The above is an overview of the present application, which may be simplified, summarized and omitted in detail. Therefore, those skilled in the art should realize that this part is only illustrative, and is not intended to limit the scope of the application in any way. This summary is neither intended to determine the key features or essential features of the subject matter sought to be protected, nor is it intended to be used as an auxiliary means to determine the scope of the subject matter sought to be protected.
The above and other features of the content of the present application will be more fully understood through the following description and appended claims in combination with the drawings. It can be understood that these drawings only illustrate several implementations of the content of the present application, and therefore should not be considered as limiting the scope of the content of the present application. By adopting the drawings, the content of the present application will be explained more clearly and in detail.
Before explaining any embodiments of the present invention in detail, it shall be understood that the application of the present invention is not limited to the details of the configuration and the arrangement of components set forth in the following description or shown in the following drawings.
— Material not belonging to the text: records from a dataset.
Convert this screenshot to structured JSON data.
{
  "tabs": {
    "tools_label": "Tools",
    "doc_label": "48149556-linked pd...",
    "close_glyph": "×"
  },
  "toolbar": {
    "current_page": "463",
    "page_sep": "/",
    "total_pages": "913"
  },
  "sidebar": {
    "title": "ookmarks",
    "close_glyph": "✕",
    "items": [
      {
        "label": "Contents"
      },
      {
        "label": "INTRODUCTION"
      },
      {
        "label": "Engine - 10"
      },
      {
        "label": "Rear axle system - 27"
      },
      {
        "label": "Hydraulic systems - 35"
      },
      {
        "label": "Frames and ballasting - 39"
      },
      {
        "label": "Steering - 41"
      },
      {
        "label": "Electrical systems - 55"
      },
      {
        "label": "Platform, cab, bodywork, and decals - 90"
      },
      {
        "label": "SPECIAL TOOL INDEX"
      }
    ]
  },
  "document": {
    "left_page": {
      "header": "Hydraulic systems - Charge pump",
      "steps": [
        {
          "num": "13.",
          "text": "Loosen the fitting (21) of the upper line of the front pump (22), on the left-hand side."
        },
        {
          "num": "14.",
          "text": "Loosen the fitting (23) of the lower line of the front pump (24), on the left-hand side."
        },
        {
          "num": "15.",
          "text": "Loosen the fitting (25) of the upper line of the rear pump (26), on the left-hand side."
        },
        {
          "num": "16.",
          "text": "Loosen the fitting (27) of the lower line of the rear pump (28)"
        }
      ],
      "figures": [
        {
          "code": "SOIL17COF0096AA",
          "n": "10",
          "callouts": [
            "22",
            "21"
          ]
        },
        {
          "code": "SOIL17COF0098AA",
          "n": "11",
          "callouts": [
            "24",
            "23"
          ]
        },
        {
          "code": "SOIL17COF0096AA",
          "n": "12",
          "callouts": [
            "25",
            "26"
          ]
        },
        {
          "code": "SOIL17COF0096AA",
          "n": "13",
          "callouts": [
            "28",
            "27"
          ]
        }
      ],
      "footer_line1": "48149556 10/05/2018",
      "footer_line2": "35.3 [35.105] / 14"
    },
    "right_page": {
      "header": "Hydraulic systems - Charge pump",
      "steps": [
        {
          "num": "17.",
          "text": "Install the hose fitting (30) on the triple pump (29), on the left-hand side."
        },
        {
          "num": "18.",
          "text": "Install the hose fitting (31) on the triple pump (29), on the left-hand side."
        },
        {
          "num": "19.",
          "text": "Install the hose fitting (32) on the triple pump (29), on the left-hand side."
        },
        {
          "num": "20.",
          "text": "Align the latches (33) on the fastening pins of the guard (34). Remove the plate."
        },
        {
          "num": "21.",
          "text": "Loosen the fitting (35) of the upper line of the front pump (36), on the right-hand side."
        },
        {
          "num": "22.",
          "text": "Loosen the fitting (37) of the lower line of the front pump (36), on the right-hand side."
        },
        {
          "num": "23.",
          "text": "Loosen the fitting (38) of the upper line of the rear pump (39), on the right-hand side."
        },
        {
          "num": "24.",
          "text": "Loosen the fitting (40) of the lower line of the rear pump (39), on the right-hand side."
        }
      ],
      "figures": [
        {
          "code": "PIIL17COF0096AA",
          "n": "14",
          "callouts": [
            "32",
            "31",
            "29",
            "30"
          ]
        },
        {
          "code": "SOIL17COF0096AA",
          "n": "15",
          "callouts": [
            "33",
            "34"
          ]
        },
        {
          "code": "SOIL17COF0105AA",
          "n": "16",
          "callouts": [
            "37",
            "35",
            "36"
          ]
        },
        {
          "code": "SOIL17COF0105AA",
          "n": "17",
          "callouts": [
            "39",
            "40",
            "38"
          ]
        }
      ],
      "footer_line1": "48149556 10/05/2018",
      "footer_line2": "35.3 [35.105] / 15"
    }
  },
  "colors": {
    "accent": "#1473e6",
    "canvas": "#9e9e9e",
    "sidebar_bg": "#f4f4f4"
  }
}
The present invention can have other embodiments and can be practiced or implemented in various ways. Moreover, it shall be understood that the wording and terminology used herein are for illustrative purposes and shall not be considered limitative.
In the following detailed description, reference is made to the drawings constituting a part thereof. In the drawings, similar symbols usually indicate similar components, unless the context specifies otherwise. The illustrative embodiments described in the detailed description, drawings, and claims are not intended to limit. Without departing from the spirit or scope of the subject matter of the present application, other embodiments may be applied, and other changes may be made. It can be understood that various aspects of the content of the present application described generally in the present application and illustrated in the drawings can be configured with various configurations, substitutions, combinations, and designs, all of which clearly constitute a part of the content of the present application.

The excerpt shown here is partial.